Uma vez vi um carro rodando por Porto Alegre com um adesivo no vidro de trás que dizia o seguinte: “Eu amo a minha sogra”. Colaria esse adesivo com entusiasmo no meu carro, se carro tivesse. Porque sinto apreço especial por minha sogra, a querida Ana Maria, que neste mês veio nos visitar, aqui em Boston. Ela é uma pessoa doce, afável, suave, como todas as pessoas deveriam ser para o mundo ser como deveria ser.
Exatamente para tentar agradar-lhe, levei-a, junto com minha mulher, a Marcinha, e meu filho, Bernardo, a um restaurante de que gosto muito, no Little Italy. Chama-se Trattoria Il Panino e serve um paccheri al ragu que você come aos soluços, de tão bom.
Pois lá estávamos nós, sorvendo um tinto denso, quando aquela loirinha entrou. Eu estava de frente para a porta, por isso a vi antes. Andava em cima de botas pretas de saltos altos, o que já demonstrava de onde vinha. Ou, pelo menos, de onde não vinha, porque americanas raiz, do interior de New England, não usam saltos altos. Ela deveria ser das áreas centrais de Boston, como a Back Bay ou a Beacon Hill, onde as vitrines reluzem e a vaidade freme.
A linguagem corporal não deixava dúvida: tratava-se do primeiro encontro.
Já estamos singrando o outono, as temperaturas baixam a cada dia, mas a pele da loirinha era dourada como trigo maduro, como se tivesse sido untada pelo sol da Califórnia ou, quem sabe, do Hawaii de Obama. Seu corpo era esguio feito o de uma gueparda. Seu cabelo, uma catadupa homogênea que desaguava suavemente nos ombros. Ela veio sorrindo um sorriso coruscante em direção à mesa ao lado da nossa. Fiquei olhando, enquanto o rapaz que a aguardava se erguia de um salto e a saudava com um beijo no rosto. Sentaram-se os dois na ponta de suas cadeiras e se inclinaram um em direção ao outro. A linguagem corporal não deixava dúvida: tratava-se do primeiro encontro.
Percebi que a Marcinha também observava o casal. Não havia como não observar. Eles estavam muito perto e chamavam a atenção. A loirinha fez uma pergunta tipicamente americana:
– Como foi o seu dia?
Ele sorriu e pediu uma garrafa de vinho.
A Marcinha, então, virou-se para mim e disse:
– Esse guri é mais bonito do que o Brad Pitt.
Espantei-me com a súbita e positiva avaliação.
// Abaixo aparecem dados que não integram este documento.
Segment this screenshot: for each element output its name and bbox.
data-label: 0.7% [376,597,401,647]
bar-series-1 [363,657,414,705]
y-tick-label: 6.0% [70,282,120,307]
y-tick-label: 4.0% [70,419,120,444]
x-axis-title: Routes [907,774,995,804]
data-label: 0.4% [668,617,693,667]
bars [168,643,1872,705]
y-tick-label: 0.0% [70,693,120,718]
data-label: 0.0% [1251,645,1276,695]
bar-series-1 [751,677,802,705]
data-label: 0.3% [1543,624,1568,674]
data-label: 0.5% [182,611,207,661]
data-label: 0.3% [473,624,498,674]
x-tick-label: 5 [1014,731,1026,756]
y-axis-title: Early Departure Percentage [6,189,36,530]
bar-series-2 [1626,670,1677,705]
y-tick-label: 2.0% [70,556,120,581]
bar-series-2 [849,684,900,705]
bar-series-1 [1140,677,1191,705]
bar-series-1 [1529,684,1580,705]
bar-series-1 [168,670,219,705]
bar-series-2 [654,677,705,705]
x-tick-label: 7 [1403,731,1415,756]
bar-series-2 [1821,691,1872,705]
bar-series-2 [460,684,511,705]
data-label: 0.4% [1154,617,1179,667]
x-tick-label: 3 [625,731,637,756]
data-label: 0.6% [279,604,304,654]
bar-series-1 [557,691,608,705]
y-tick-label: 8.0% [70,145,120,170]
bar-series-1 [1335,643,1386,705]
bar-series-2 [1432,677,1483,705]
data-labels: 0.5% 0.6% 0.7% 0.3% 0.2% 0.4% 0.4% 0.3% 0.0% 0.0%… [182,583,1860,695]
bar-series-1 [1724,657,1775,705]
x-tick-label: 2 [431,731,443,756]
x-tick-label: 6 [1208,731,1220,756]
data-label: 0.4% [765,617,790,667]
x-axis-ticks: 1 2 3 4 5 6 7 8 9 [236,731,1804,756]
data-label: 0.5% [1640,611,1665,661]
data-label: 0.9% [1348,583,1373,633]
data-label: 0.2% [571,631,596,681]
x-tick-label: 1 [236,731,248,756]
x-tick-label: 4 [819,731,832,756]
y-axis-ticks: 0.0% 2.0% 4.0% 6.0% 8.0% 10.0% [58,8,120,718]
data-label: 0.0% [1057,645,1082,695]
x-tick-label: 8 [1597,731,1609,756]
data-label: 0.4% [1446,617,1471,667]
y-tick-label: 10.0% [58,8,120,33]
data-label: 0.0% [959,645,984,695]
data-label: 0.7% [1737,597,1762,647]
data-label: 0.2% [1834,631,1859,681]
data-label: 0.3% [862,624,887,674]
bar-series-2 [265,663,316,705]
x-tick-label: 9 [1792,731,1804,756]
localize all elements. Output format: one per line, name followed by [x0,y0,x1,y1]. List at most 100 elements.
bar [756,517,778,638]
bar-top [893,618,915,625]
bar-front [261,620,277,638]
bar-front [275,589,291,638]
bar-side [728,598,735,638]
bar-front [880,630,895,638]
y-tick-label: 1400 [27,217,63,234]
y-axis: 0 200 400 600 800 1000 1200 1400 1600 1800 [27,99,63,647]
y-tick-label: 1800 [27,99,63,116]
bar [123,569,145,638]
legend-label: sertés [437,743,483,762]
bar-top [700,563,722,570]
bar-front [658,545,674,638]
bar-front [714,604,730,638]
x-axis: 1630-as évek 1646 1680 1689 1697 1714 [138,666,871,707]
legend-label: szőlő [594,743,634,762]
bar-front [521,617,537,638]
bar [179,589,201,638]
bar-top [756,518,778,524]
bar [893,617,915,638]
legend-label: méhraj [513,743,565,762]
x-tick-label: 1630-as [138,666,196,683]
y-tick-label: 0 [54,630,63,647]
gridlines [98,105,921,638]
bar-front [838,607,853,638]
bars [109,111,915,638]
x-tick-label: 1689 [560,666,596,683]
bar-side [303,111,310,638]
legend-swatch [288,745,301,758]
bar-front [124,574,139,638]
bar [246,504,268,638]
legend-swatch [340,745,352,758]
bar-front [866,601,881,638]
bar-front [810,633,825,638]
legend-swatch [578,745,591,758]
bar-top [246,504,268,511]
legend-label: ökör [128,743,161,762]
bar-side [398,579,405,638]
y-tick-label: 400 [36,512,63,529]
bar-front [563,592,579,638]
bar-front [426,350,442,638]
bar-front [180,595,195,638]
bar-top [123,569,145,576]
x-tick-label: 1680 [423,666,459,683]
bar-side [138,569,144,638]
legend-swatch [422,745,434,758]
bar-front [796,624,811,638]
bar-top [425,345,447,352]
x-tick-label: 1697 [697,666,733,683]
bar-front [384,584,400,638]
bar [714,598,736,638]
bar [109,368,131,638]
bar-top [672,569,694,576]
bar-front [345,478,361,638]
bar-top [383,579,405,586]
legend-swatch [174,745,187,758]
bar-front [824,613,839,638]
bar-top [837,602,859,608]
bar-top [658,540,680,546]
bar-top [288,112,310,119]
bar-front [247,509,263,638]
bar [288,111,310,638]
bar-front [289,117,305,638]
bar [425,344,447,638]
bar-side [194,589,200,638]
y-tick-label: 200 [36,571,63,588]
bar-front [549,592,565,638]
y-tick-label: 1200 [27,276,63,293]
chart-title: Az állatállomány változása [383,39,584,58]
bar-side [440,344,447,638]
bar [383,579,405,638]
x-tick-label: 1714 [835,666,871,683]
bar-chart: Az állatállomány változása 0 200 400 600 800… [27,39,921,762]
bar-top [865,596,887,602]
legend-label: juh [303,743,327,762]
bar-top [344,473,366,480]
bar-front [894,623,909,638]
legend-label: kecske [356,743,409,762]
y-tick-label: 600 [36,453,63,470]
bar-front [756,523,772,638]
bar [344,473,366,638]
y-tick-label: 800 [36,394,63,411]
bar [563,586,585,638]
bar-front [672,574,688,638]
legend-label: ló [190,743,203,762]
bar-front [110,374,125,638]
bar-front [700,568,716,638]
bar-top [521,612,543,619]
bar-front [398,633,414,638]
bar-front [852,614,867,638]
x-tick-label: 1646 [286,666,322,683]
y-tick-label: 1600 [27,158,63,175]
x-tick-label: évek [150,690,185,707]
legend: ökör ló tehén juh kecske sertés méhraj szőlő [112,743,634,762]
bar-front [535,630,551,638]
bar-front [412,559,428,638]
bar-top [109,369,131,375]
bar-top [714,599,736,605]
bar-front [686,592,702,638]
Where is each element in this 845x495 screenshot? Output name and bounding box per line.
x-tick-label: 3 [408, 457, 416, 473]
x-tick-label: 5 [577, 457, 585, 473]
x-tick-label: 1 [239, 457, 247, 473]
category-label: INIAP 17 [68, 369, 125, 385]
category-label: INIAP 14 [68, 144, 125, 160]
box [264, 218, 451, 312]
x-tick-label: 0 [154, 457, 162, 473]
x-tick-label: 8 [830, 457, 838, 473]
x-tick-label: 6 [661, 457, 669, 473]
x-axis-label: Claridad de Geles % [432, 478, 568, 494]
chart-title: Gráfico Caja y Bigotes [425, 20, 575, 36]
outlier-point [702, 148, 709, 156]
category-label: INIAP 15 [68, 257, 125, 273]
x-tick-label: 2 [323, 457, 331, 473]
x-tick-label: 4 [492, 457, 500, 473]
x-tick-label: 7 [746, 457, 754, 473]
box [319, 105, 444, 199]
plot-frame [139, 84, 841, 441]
Nem tinha reparado no rapaz, para falar a verdade. É agradável olhar para pessoas atraentes, como é agradável admirar uma tela impressionista de Renoir, os arco-íris das Cataratas do Iguaçu ou um grande leão que caça na savana da África. A beleza faz bem para o espírito. Não acho, portanto, que considerar uma pessoa atraente significa se sentir atraído por ela. Além disso, não sou ciumento. Mas a Marcinha não parava de repetir:
– Nossa, mas ele é bonito mesmo. Muito bonito. Bonito, bonito.
Estiquei o pescoço e olhei para o cara. Ele estava de lado. Assim, de perfil, não parecia tããão bonito. Não era, definitivamente, um perfil grego ou coisa que o valha. Mas ela continuava:
– Bem bonito…
Protestei, meio de brincadeira:
– Precisa manifestar tanto entusiasmo?
Ela riu. Parou de elogiar o sujeito, mas não de prestar atenção ao casal. Ia narrando a evolução dos acontecimentos na mesa ao lado:
– Agora eles estão falando da faculdade. Agora ele disse que não é daqui. Deve ser do Meio-Oeste. Tem todo o jeito de ser do Meio-Oeste.
Então, meu filho, que estava sentado diante de mim, quis saber:
– Do que é que a mamãe está falando.
– Daquele cara ali – indiquei com a cabeça.
E o meu filho:
– Ele é bonito?
Ao que a minha sogra, que até aquele momento parecia distraída, acrescentou, com vibrante empolgação na voz:
– Nossa, se é!
Depois daquilo, levantei o braço. Pedi a conta. Ouvir a mulher elogiando outro, tudo bem. Mas ver todo aquele arrebatamento da sogra, bem, aí foi demais.